- From: James Graham <jgraham@opera.com>
- Date: Tue, 29 Mar 2011 15:54:32 +0200
On 03/29/2011 03:27 PM, Wilhelm Joys Andersen wrote: > Hi, > > I'm currently writing tests in preparation for Opera's implementation > of <details> and <summary>. In relation to this, I have a few questions > about issues that, as far as I can tell, are currently undefined in the > specification. > > The spec says: > > "If there is no child summary element [of the details element], the > user agent should provide its own legend (e.g. "Details")." [1] > > How exactly should this legend be provided? Should the user agent add > an implied <summary> element to the DOM, similar to <tbody>, a > pseudo-element, or a magic non-element behaving differently from both > of the above? FWIW I think that, from a spec point of view, it should just act as if the first block box container in the shadow tree contained some UA-provided text i.e. no magic parser behavior. > This indicates that it is slightly more magic than I would prefer. I > believe a closer resemblance to an ordinary element would be more > convenient for authors - a ::summary pseudo element with "Details" as > its content() might be the cleanest approach, although that would > require a few more bytes in the author's stylesheet to cater to both > author- and UA-defined summaries: > > summary, ::summary { > color: green; > } ::summary could be defined to just match the first block box element in the <details> shadow tree.
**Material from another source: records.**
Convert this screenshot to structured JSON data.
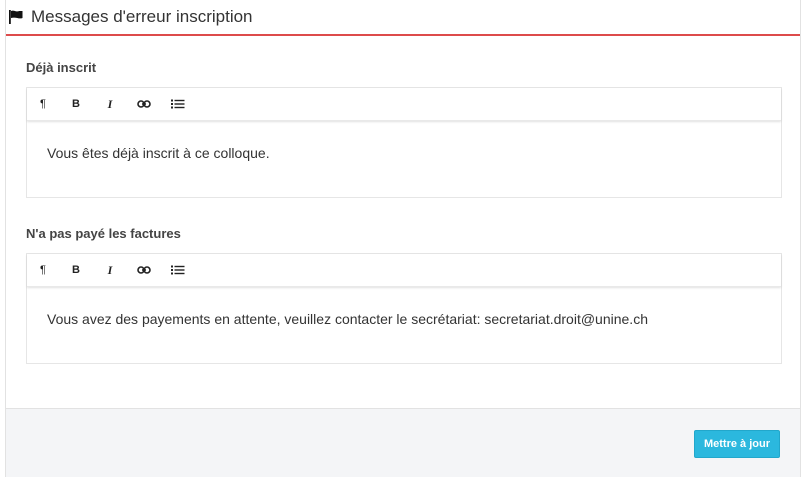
{
  "panel": {
    "title": "Messages d'erreur inscription",
    "icons": {
      "heading": "flag-icon"
    }
  },
  "toolbar": {
    "buttons": [
      {
        "glyph": "¶",
        "icon": "paragraph-icon"
      },
      {
        "glyph": "B",
        "icon": "bold-icon"
      },
      {
        "glyph": "I",
        "icon": "italic-icon"
      },
      {
        "glyph": "",
        "icon": "link-icon"
      },
      {
        "glyph": "",
        "icon": "list-icon"
      }
    ]
  },
  "fields": [
    {
      "label": "Déjà inscrit",
      "content": "Vous êtes déjà inscrit à ce colloque."
    },
    {
      "label": "N'a pas payé les factures",
      "content": "Vous avez des payements en attente, veuillez contacter le secrétariat: secretariat.droit@unine.ch"
    }
  ],
  "footer": {
    "submit_label": "Mettre à jour"
  },
  "colors": {
    "accent_border": "#dd4b4b",
    "button": "#2bb8de",
    "footer_bg": "#f4f5f7"
  }
}
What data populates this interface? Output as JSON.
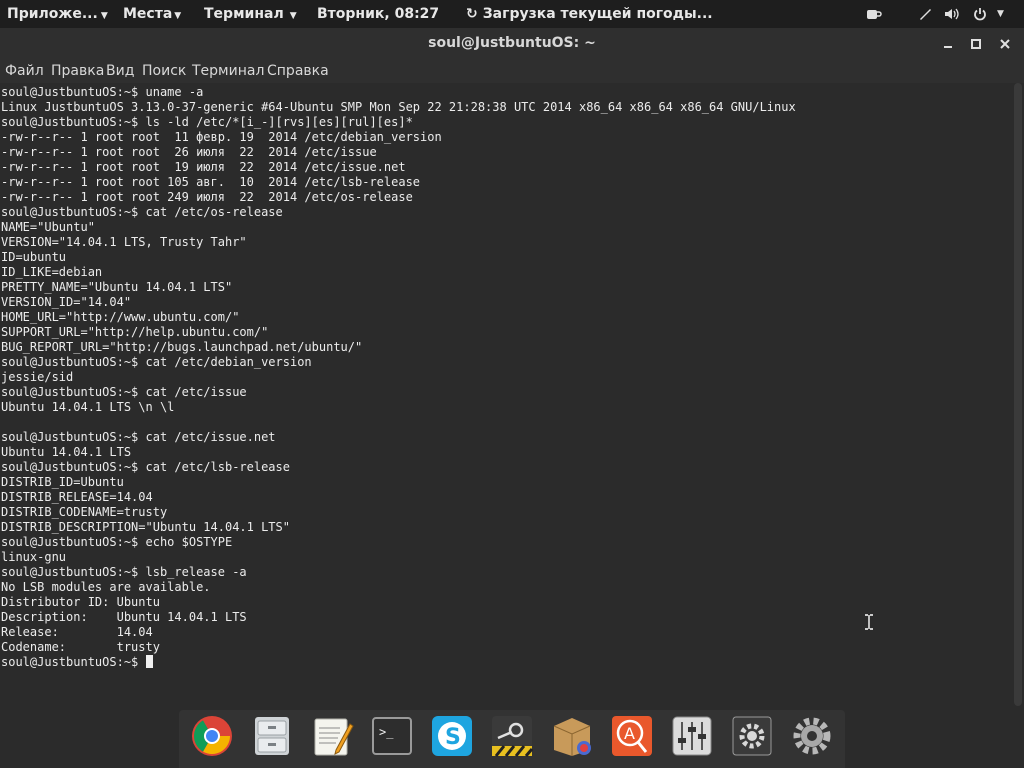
{
  "top_panel": {
    "applications": "Приложе...",
    "places": "Места",
    "terminal_menu": "Терминал",
    "clock": "Вторник, 08:27",
    "weather": "Загрузка текущей погоды..."
  },
  "window": {
    "title": "soul@JustbuntuOS: ~"
  },
  "menu": {
    "items": [
      "Файл",
      "Правка",
      "Вид",
      "Поиск",
      "Терминал",
      "Справка"
    ]
  },
  "terminal": {
    "lines": [
      "soul@JustbuntuOS:~$ uname -a",
      "Linux JustbuntuOS 3.13.0-37-generic #64-Ubuntu SMP Mon Sep 22 21:28:38 UTC 2014 x86_64 x86_64 x86_64 GNU/Linux",
      "soul@JustbuntuOS:~$ ls -ld /etc/*[i_-][rvs][es][rul][es]*",
      "-rw-r--r-- 1 root root  11 февр. 19  2014 /etc/debian_version",
      "-rw-r--r-- 1 root root  26 июля  22  2014 /etc/issue",
      "-rw-r--r-- 1 root root  19 июля  22  2014 /etc/issue.net",
      "-rw-r--r-- 1 root root 105 авг.  10  2014 /etc/lsb-release",
      "-rw-r--r-- 1 root root 249 июля  22  2014 /etc/os-release",
      "soul@JustbuntuOS:~$ cat /etc/os-release",
      "NAME=\"Ubuntu\"",
      "VERSION=\"14.04.1 LTS, Trusty Tahr\"",
      "ID=ubuntu",
      "ID_LIKE=debian",
      "PRETTY_NAME=\"Ubuntu 14.04.1 LTS\"",
      "VERSION_ID=\"14.04\"",
      "HOME_URL=\"http://www.ubuntu.com/\"",
      "SUPPORT_URL=\"http://help.ubuntu.com/\"",
      "BUG_REPORT_URL=\"http://bugs.launchpad.net/ubuntu/\"",
      "soul@JustbuntuOS:~$ cat /etc/debian_version",
      "jessie/sid",
      "soul@JustbuntuOS:~$ cat /etc/issue",
      "Ubuntu 14.04.1 LTS \\n \\l",
      "",
      "soul@JustbuntuOS:~$ cat /etc/issue.net",
      "Ubuntu 14.04.1 LTS",
      "soul@JustbuntuOS:~$ cat /etc/lsb-release",
      "DISTRIB_ID=Ubuntu",
      "DISTRIB_RELEASE=14.04",
      "DISTRIB_CODENAME=trusty",
      "DISTRIB_DESCRIPTION=\"Ubuntu 14.04.1 LTS\"",
      "soul@JustbuntuOS:~$ echo $OSTYPE",
      "linux-gnu",
      "soul@JustbuntuOS:~$ lsb_release -a",
      "No LSB modules are available.",
      "Distributor ID:\tUbuntu",
      "Description:\tUbuntu 14.04.1 LTS",
      "Release:\t14.04",
      "Codename:\ttrusty"
    ],
    "prompt": "soul@JustbuntuOS:~$ "
  },
  "dock": {
    "apps": [
      "chrome-icon",
      "file-cabinet-icon",
      "text-editor-icon",
      "terminal-icon",
      "skype-icon",
      "steam-icon",
      "package-installer-icon",
      "app-search-icon",
      "mixer-icon",
      "system-settings-icon",
      "gear-icon"
    ]
  },
  "colors": {
    "panel": "#1e1e1e",
    "window": "#2f2f2f",
    "terminal_bg": "#2b2b2b",
    "terminal_fg": "#ececec"
  }
}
That way you could just write ::summary {color:green} for both cases. I note that optimising for the non-conforming case seems a bit unnecessary, however. > That's a rather small clickable area, which might get troublesome to hit > on a fuzzy touchscreen or for someone with limited motor skills. I suggest > the whole block area of <summary>, too, is made clickable - as if it was > a <label> for the ::marker. Making the whole ::summary clickable would seem consistent with the rest of the platform where labels are typically clickable.